Docentes aprendem língua indígena
PUBLICAÇÃO
terça-feira, 16 de junho de 1998
Guilherme Pupo 
As línguas guarani e caigangue ainda sobrevivem nas comunidades indígenas do Paraná, apesar da grande influência da língua portuguesa no dia-a-dia das tribos. Para o fortalecimento da língua materna e a compreensão do ensino da língua portuguesa, cerca de 70 índios que atuam como professores nas comunidades indígenas do Estado estão participando nesta semana de um seminário em Curitiba.
O objetivo é incentivar a educação bilíngue entre os índios e adotar um currículo intercultural nas escolas indígenas, abordando questões como a terra e a religiosidade, explica Valdice Wagner Pacheco, técnica da equipe de Ensino Fundamental da Secretaria Estadual de Educação, que promove o evento.

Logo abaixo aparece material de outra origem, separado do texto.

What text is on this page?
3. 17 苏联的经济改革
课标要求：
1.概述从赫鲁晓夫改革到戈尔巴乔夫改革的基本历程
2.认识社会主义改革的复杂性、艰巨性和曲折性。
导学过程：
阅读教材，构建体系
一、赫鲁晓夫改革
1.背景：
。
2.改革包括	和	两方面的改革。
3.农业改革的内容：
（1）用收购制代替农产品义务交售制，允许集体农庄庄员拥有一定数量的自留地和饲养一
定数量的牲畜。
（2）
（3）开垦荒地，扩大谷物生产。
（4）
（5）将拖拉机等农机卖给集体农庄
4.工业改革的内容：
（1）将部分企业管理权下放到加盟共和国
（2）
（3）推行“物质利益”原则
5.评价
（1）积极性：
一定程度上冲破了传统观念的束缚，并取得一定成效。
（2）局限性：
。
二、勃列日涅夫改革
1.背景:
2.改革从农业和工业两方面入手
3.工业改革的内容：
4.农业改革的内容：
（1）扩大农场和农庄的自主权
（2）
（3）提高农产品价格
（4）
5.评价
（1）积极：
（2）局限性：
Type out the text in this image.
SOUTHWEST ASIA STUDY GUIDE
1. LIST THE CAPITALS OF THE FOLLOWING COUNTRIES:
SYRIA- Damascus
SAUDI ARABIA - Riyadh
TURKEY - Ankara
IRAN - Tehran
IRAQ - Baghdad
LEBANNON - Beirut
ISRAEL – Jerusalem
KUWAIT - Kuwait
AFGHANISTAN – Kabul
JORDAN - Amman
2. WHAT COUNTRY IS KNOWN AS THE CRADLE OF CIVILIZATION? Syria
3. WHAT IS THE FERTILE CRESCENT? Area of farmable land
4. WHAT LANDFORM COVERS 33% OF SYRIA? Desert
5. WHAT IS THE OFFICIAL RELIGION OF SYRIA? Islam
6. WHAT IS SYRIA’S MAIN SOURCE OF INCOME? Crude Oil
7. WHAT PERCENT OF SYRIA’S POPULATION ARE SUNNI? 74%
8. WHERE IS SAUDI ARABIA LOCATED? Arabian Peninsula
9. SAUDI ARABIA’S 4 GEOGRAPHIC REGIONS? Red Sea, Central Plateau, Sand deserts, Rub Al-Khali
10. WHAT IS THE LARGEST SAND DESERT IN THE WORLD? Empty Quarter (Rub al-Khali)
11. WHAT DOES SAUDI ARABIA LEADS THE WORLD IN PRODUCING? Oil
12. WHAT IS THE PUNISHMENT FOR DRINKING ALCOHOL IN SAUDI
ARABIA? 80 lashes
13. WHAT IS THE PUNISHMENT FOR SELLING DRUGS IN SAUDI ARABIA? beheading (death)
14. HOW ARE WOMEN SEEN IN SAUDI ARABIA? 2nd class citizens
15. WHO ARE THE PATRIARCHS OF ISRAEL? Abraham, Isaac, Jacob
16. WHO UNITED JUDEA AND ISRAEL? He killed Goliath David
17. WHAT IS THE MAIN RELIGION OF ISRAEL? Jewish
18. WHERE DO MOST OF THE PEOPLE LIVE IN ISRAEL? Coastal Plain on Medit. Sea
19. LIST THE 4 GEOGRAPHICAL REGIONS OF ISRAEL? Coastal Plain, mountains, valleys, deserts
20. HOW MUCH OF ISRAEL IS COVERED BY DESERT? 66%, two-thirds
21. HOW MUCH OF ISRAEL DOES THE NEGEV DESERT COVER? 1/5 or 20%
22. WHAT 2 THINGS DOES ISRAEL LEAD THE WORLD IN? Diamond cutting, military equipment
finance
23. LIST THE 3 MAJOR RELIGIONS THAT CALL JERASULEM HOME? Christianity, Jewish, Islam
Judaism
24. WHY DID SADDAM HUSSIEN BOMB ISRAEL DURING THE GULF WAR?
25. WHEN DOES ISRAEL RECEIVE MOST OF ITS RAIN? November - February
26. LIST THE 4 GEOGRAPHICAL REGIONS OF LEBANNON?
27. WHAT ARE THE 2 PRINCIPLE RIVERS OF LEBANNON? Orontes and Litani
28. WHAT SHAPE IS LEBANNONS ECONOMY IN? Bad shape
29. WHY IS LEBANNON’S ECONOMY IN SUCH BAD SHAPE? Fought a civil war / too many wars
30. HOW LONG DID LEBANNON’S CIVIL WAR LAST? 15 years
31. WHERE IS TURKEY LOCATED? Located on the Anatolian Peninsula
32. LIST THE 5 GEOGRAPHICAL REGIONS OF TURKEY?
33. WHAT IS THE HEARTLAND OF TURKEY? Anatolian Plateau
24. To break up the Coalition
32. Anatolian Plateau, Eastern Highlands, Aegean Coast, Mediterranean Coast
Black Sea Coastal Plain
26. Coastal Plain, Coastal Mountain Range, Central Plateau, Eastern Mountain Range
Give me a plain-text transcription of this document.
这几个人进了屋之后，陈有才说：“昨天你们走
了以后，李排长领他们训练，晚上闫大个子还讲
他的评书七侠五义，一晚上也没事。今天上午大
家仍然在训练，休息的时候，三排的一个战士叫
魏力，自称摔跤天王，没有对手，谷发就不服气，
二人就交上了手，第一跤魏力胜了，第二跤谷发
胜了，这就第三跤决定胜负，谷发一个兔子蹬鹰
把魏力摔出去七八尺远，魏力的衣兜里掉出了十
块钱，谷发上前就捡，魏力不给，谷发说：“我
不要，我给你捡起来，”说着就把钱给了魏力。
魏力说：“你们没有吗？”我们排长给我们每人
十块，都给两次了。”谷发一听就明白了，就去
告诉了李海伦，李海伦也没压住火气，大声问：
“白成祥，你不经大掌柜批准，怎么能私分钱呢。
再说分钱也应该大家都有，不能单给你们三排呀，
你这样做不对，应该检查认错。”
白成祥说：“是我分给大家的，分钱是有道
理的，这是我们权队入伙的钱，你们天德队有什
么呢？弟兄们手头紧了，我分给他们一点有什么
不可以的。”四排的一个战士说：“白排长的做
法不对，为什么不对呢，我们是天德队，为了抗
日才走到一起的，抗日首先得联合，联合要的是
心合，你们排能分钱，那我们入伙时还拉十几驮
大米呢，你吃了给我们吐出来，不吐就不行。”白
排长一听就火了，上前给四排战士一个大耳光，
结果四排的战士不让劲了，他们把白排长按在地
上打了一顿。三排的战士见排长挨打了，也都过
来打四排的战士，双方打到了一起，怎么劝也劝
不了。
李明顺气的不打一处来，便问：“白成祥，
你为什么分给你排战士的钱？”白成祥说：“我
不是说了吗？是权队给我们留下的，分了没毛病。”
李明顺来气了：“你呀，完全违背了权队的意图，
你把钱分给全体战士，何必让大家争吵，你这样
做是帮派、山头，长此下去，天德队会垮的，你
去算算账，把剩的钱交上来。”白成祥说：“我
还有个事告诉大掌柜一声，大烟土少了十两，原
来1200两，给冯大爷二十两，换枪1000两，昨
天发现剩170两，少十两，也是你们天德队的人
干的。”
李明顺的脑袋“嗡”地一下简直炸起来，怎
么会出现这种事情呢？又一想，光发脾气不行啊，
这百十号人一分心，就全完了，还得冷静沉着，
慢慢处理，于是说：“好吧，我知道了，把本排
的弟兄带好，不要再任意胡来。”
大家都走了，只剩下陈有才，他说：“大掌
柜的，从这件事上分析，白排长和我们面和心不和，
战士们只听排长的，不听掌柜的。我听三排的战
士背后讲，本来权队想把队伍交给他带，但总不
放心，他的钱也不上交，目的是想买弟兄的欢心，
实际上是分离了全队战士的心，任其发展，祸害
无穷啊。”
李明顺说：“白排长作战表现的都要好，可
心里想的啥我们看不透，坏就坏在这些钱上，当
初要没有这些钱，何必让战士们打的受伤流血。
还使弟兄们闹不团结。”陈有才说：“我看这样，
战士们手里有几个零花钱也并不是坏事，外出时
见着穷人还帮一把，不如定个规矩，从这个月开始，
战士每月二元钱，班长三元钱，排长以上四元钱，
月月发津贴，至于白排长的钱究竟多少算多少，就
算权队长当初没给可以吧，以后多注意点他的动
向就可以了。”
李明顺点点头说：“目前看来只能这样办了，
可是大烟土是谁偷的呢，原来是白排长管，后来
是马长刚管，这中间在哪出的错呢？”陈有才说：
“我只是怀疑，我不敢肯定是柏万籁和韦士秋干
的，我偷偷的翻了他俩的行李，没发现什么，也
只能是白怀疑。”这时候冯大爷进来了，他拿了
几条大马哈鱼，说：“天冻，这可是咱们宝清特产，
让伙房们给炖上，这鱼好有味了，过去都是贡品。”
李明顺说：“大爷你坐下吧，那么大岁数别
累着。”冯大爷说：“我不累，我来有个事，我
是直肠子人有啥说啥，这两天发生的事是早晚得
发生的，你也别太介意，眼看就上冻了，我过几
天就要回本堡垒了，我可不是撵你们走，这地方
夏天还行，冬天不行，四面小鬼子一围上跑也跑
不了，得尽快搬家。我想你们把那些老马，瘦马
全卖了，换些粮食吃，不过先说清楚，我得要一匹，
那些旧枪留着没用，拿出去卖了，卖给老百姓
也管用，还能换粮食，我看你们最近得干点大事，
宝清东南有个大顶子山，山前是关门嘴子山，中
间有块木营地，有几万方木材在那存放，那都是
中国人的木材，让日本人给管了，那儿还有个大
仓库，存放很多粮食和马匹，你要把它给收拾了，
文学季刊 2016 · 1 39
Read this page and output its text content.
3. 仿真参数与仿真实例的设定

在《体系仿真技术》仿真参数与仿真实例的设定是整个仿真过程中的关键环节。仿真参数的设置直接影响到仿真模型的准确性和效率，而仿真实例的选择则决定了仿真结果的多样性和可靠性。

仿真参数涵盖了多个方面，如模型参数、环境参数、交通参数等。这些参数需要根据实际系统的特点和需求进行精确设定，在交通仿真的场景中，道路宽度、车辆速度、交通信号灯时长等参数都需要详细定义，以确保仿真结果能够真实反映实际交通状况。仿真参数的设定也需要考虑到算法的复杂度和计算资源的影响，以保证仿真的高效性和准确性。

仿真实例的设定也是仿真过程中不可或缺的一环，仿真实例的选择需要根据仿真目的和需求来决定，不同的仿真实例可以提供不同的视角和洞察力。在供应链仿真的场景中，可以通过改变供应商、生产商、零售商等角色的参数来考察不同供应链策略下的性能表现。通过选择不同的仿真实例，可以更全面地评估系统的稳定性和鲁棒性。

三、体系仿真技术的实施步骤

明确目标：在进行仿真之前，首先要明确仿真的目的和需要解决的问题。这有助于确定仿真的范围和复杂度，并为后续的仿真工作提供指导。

Segundo ela, muitas comunidades sentem vergonha de utilizar a língua nativa e acabam contribuindo para a deterioração da cultura indígena. Com o treinamento dos professores, pretendemos incentivar a escola e a comunidade a utilizar a sua língua materna, tanto na forma oral como escrita, observa.
Segundo dados da Secretaria Estadual de Educação, atualmente há 1950 crianças indígenas que frequentam 26 escolas indígenas, de 1ª a 4ª série, em 17 municípios do Estado. Além das crianças, há cerca de 250 jovens e adultos frequentando escolas no Paraná, em um convênio entre a secretaria e a organização não-governamental Apearte.
No seminário realizado em Curitiba, os professores estão elaborando um jornal bilíngue, para aprender a utilizar a língua como instrumento de comunicação - tanto para relatar notícias como para contar a história dos povos indígenas.